“Almost like clockwork,” writes Tom Engelhardt, “the reports float up to us from thousands of miles away, as if from another universe. Every couple of days they seem to arrive from Afghan villages that few Americans will ever see without weapon in hand … Unfortunately, those news stories are so unimportant in our world that they seldom make it onto, no less off of, the inside pages of our papers. They’re so repetitive that, once you’ve started reading them, you could write them in your sleep from thousands of miles away.”
In his latest TomDispatch post, Engelhardt counts the dead in Afghanistan and wonders why he is so utterly alone in doing so.

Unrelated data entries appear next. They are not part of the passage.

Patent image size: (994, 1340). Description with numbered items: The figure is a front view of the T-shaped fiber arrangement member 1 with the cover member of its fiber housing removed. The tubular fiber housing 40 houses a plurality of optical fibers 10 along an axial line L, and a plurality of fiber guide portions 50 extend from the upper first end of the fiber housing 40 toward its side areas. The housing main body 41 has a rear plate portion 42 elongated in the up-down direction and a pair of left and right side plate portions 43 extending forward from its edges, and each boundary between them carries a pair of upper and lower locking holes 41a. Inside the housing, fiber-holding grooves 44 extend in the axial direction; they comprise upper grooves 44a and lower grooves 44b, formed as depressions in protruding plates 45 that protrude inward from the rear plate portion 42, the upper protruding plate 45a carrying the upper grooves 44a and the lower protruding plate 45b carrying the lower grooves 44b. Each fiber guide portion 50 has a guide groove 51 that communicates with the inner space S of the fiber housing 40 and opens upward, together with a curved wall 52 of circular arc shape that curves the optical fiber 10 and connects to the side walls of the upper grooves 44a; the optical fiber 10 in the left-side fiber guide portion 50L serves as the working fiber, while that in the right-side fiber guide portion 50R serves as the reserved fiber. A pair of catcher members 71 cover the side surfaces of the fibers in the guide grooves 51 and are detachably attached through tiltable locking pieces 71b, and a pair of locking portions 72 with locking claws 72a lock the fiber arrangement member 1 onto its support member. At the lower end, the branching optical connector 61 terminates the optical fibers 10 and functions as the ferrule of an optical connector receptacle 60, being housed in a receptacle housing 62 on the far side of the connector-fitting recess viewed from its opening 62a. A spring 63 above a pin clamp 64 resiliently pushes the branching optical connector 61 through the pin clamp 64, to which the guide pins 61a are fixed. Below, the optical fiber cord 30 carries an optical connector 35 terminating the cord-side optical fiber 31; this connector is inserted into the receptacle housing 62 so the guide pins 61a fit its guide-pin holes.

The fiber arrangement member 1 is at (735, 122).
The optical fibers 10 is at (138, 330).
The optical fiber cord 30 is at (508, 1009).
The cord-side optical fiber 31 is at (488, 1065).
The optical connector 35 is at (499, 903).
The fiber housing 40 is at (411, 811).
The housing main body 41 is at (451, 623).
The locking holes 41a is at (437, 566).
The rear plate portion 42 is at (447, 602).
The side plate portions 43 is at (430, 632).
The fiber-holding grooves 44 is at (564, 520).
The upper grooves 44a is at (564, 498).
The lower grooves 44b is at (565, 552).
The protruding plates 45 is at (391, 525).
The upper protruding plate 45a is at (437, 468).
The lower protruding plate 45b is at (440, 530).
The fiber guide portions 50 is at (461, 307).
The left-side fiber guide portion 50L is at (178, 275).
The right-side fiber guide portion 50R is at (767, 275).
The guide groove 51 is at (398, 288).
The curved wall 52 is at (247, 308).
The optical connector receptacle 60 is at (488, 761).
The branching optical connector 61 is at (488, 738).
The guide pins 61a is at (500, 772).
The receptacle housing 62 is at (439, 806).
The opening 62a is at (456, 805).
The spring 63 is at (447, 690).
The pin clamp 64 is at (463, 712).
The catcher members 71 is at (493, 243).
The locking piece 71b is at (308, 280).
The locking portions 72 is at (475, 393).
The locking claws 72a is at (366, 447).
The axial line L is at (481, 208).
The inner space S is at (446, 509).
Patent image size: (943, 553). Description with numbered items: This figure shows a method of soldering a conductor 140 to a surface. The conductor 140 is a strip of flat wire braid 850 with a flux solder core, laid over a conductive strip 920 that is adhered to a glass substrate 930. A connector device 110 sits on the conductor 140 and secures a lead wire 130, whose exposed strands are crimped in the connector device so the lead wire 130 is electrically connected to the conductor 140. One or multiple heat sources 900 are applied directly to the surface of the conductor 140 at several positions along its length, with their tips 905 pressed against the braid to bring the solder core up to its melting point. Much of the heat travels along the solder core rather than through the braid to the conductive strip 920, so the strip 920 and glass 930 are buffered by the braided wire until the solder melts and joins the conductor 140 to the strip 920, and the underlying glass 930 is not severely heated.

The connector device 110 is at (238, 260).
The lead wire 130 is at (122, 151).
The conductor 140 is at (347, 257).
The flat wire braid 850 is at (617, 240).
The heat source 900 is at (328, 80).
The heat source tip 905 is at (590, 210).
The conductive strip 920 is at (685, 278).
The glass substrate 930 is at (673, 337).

“We forget these killings easily–often we don’t notice them in the first place–since they don’t seem to impinge on our lives,” he writes. “Perhaps that’s one of the benefits of fighting a war on the periphery of empire, halfway across the planet in the backlands of some impoverished country. One problem, though: the forgetting doesn’t work so well in those backlands. When your child, wife or husband, mother or father is killed, you don’t forget.”
It’s numbing to think how many children, wives, husbands, mothers, or fathers Afghanistan has lost. I remember, way back in 2003, one of those reports “you could write in your sleep.” American forces fired on a building near the city of Gardez. They believed that a renegade Afghan commander, Mullah Jalani, was storing weapons in the compound. Jalani himself may even have been sleeping there. So the compound was shot up. There were explosions. And the next day when troops showed up to assess the damage, six children were found crushed under a collapsed wall. And there were two dead adults. Neither of them were Mullah Jalani.
Lt. Col. Bryan Hilferty was the man tapped to explain this one to the press. “We do make mistakes,” he said. “War is an inexact art.”
To the people who loved each of those six children, of course, war is not an “inexact art,” it is murderous folly.
“And how exactly do we explain this ever rising pile of civilian dead to ourselves?,” Engelhardt asks, five years and countless tragic blunders later. “It’s being done, so we’ve been told, for our safety and security … What a bad bargain it’s been–and all in the name of our safety, and ours alone.”